IT-SPINS
Ionospheric-Thermospheric Scanning Photometer for Ion-Neutral Studies
Mission Overview
The Ionospheric-Thermospheric Scanning Photometer for Ion-Neutral Studies (IT-SPINS) mission proposes to provide the first two-dimensional (2D) tomographic imaging from a 3U research CubeSat, addressing the basic nature of the nocturnal ionosphere. This 6-month mission aims to strengthen our fundamental understanding for development of ion gradient structures in the topside of the Earth’s ionosphere and secondarily within regional phenomena such as equatorial plasma bubbles (EPBs) or polar patches. This mission could substantially improve our understanding of space weather, making future space operations safer and more efficient.
Click here to view a video about how the IT-SPINS satellite was engineered.
Deployed June 29, 2021 22:50:00 UTC
A video of IT-SPINS being lauched into orbit from Northrup Grumman's NG-15 spacecraft. Video footage courtesy of Northrup Grumman.
Spacecraft Overview
IT-SPINS is a 3U CubeSat, most noteably featuring a custom attitude control system and a CubeSat Tiny Ionospheric Photometer (CTIP) instrument to detect radiation emmisions in the ionosphere. These two systems will work in conjuction to precisely orient the spacecraft and take scientific samples.
Annotated exploded view of IT-SPINS spacecraft (left) and fully integrated IT-SPINS spacecraft (right).
Status
Deployed in June 2021, IT-SPINS has experienced intermittent communication with the SSEL ground station. The spacecraft is able to beacon properly, allowing SSEL researchers to monitor its health and general status. However, commanding of IT-SPINS has proven to be difficult. Of the many commands sent out by the SSEL ground station, IT-SPINS has only shown a responsive action to a very small precentage. As a result, the spacecraft has yet to orient itself correctly and any science operations have been put on hold indefinitely.

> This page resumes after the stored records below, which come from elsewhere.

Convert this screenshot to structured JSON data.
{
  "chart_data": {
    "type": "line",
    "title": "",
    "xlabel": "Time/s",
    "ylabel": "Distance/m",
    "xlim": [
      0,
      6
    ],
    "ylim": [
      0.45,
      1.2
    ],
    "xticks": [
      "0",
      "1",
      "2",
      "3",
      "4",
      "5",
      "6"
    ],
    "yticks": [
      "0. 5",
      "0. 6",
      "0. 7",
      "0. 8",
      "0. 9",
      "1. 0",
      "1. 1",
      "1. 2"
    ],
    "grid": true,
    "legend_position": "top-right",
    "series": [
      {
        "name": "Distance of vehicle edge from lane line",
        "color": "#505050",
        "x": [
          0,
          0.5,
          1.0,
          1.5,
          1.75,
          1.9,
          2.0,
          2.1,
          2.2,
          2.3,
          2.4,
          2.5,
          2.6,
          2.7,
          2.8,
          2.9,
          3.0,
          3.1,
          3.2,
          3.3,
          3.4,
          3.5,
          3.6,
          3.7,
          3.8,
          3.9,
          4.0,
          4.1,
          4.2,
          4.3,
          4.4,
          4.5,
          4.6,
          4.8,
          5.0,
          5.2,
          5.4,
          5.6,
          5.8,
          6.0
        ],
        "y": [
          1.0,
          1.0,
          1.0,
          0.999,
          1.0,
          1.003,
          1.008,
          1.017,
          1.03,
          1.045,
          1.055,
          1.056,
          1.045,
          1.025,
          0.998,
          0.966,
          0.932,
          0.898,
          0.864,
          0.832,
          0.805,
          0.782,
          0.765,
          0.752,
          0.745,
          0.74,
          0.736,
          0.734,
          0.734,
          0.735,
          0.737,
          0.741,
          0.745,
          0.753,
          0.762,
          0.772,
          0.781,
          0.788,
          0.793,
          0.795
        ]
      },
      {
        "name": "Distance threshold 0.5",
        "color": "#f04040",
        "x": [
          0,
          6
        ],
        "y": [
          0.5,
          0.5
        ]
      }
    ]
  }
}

In the time since IT-SPINS launched, the SSEL team has investigated probable causes of the poor reception of the spacecraft's UHF transiever. While it is difficult to know for certain, our findings have shown that the UHF radio possibly has a narrower width front-end than was observed on the ground during pre-flight tests, meaning the radio is effectively deaf. The same 1.5-kW amplifier used for HRBE, which also had reception problems, was re-installed in the SSEL ground station with the hope that an increased power output would compensate for the deafness. Alas, unlike HRBE, the amplifier did not improve IT-SPINS' reception capabilites. Running out of options, SSEL is hoping that further upgrades to the SSEL ground station, courtesy of the REAL mission, will provide the resources for a last-ditch effort to command IT-SPINS.